De Gaulle disait : la vieillesse est un naufrage. Dans une brosse d’être, la vie ressemble à la mer. L’ego, au Titanic. Plus jeune se fait le naufrage du Titanic, plus douce est la vie sur la mer. Toute brosse d’être équivaut à vivre instantanément le naufrage du Titanic en soi, Ne reste que le naufragé, ébloui d’être encore vivant.

19 mai

ATTAQUE D’ETRE

16 h p.m. L’être entre doucement dans la pièce. Il revient avec ses fleurs après m’avoir caressé ce matin. Le parfum de l’éternité envahit chaque cellule de mon corps. L’être toujours pareil jamais le même est conscient de ce qu’il fait. Tant de beauté de sa part est impossible sans la conscience. Il n’est pas de la nature des choses que l’être se dévoile en son entier en cette vie. Mais curieusement, la symphonie de son empreinte porte toujours la même signature, celle de la relation amoureuse égalitaire. Si le « çaje (sage) » n’était pas en dedans de moi, l’être mourrait d’ennui et de chagrin car il n’y a de danse amoureuse que quand l’indivisible est amoureux de l’indivisible dans ce qui semble divisé.
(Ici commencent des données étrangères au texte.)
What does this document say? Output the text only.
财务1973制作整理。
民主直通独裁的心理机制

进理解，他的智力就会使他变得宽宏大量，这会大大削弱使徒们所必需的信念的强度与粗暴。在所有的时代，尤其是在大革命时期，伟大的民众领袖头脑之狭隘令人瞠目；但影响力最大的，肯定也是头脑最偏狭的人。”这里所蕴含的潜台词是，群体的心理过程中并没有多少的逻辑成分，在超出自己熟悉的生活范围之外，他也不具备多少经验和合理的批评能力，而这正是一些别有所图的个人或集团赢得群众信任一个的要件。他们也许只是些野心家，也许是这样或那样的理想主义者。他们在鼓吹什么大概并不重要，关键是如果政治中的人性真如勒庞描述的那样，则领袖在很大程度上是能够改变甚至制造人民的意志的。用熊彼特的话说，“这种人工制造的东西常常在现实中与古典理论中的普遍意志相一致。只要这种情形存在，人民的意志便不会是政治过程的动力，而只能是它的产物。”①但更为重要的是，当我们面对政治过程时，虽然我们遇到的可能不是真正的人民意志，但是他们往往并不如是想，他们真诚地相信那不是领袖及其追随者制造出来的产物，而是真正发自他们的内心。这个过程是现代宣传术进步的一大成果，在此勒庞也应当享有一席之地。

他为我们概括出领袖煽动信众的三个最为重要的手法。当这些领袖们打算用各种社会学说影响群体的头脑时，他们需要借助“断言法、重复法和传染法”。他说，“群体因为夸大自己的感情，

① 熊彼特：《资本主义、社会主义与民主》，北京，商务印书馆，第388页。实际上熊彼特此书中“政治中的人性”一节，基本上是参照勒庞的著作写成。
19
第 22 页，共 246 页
Quel mystère pour moi. Pourquoi l’être arrive comme un voleur dans ma vie et que moi je ne puis faire la même chose consciemment dans la sienne ?

21 mai

BROSSE D’ETRE

Je suis aussi incapable de provoquer consciemment une brosse d’être. Il y a un moment précis où dans l’abandon et le dépouillement, je me retrouve en état d’ivresse en relation amoureuse avec la taverne de la vie qui m’héberge.

Il semble y avoir une différence entre une brosse d’être et une attaque d’être. Dans une attaque d’être, l’être comme le chat cherche sa caresse. Il avance doucement, sensuellement. Il t’agresse si tu ne lui donnes pas de l’affection. Dans une brosse d’être, le chat en toi dort, entraînant dans son doux sommeil, l’éternité qui l’entoure, le pénètre et le traverse. Et toi tu te saoules dans la taverne de l’être dont les murs sont aux confins même de l’éternité jamais achevée. Et tu t’y promènes comme au paradis, la terre étant le jardin de l’être, l’émeraude du cosmos.

4 juin

ATTAQUE D’ETRE

Devenir le réceptacle d’une attaque d’être constitue une apothéose d’éternité absolument ahurissante. C’est comme si l’univers dans son infini entier jamais achevé rejaillissait sous la forme de geyser d’énergie au centre de ton « ÇAJE ». Et tu deviens instantanément fondu dans la beauté du tout. Tu es le parfum, de la rose, le chant de l’oiseau, la vague de la mer, la tendresse des nuages, la symphonie du jour qui se lève. Tu es l’immensité jamais achevée.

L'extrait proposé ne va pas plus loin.